Bonanno writes from within insurrectionary tension, where critique does not stand apart from life, and thought never settles into system. His language moves through analysis, rupture, and reflection without seeking coherence as an end. There is no interest in doctrine, no attempt to construct a stable framework. What persists instead is a continuous pressure against form, against closure, against the expectation that thought and action should resolve into something usable.
The scale of these writings is not incidental. It reflects a way of thinking that returns again and again, approaching the same fractures from shifting positions. His thought moves toward conclusion but remains in motion, reopening what has already been said, insisting on it without repetition. This is not easy work. He is exacting in it. To remain with Bonanno’s writing is to stay inside that movement, where what emerges is not a theory to be applied but a field of tension that continues to unsettle itself. Questions reopen rather than resolve. Structures are approached only to be loosened or, at times, broken apart. Moments of clarity carry within them a refusal to stabilize into anything final.

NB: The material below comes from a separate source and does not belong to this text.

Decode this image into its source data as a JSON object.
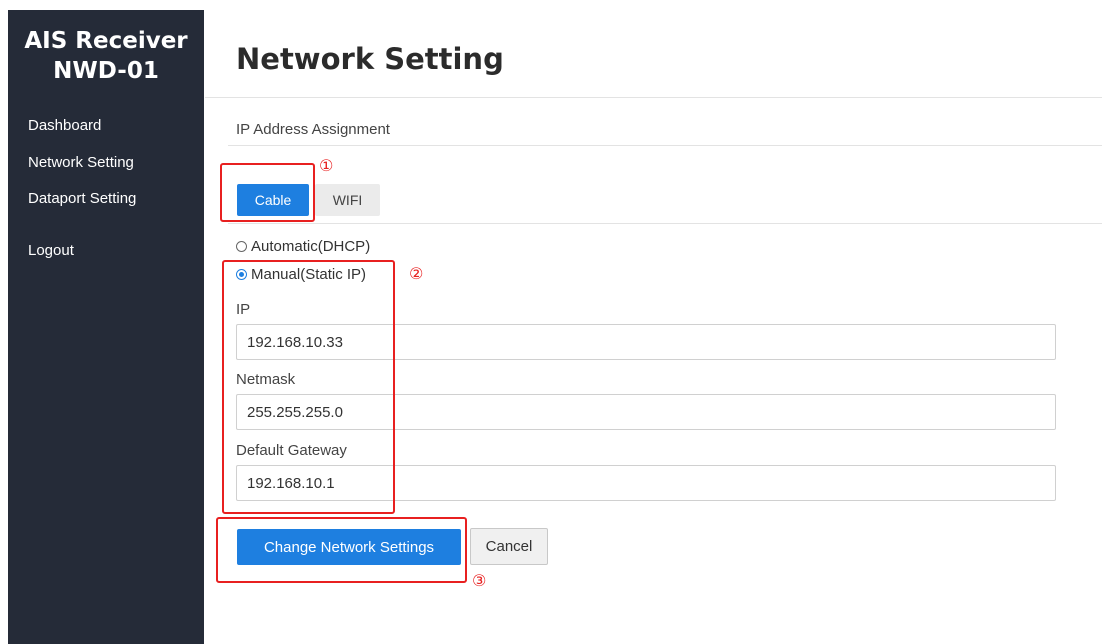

This movement carries directly into the work of translation. Italian allows Bonanno a density that is both compressed and fluid, capable of holding force without explanation. His sentences move with a particular cadence, tightening, accelerating, expanding. This resists the pacing expected of English or French, both of which tend to ask for structure, for decision, for a clarity that risks redistributing the pressure of the original.
The work, then, becomes one of preservation rather than correction. Of holding the line of his movement within another language without smoothing its edges. Of carrying its weight without rendering it more accessible than it was ever meant to be.
Translating Bonanno, or Novatore, or Filippi, cannot be approached from a distance. It requires a familiarity not only with the texts but with the conditions from which they emerge… the tensions, the refusals, the lived ground that gives the language its tone. There is no separation here between the voice and the life behind it, and to translate one is already to be entangled with the other.
These translations move slowly, not just because they’re enormous tomes, and not as a method but as a necessity. Each passage is returned to, re-entered, and carried across with attention to cadence, pressure, refusal, and his life. There is an intensity in this process that’s off the charts. Knowing and missing him makes it all the more important to us.
In time, this page will share fragments and chapters from the books, as Fiona continues to translate them.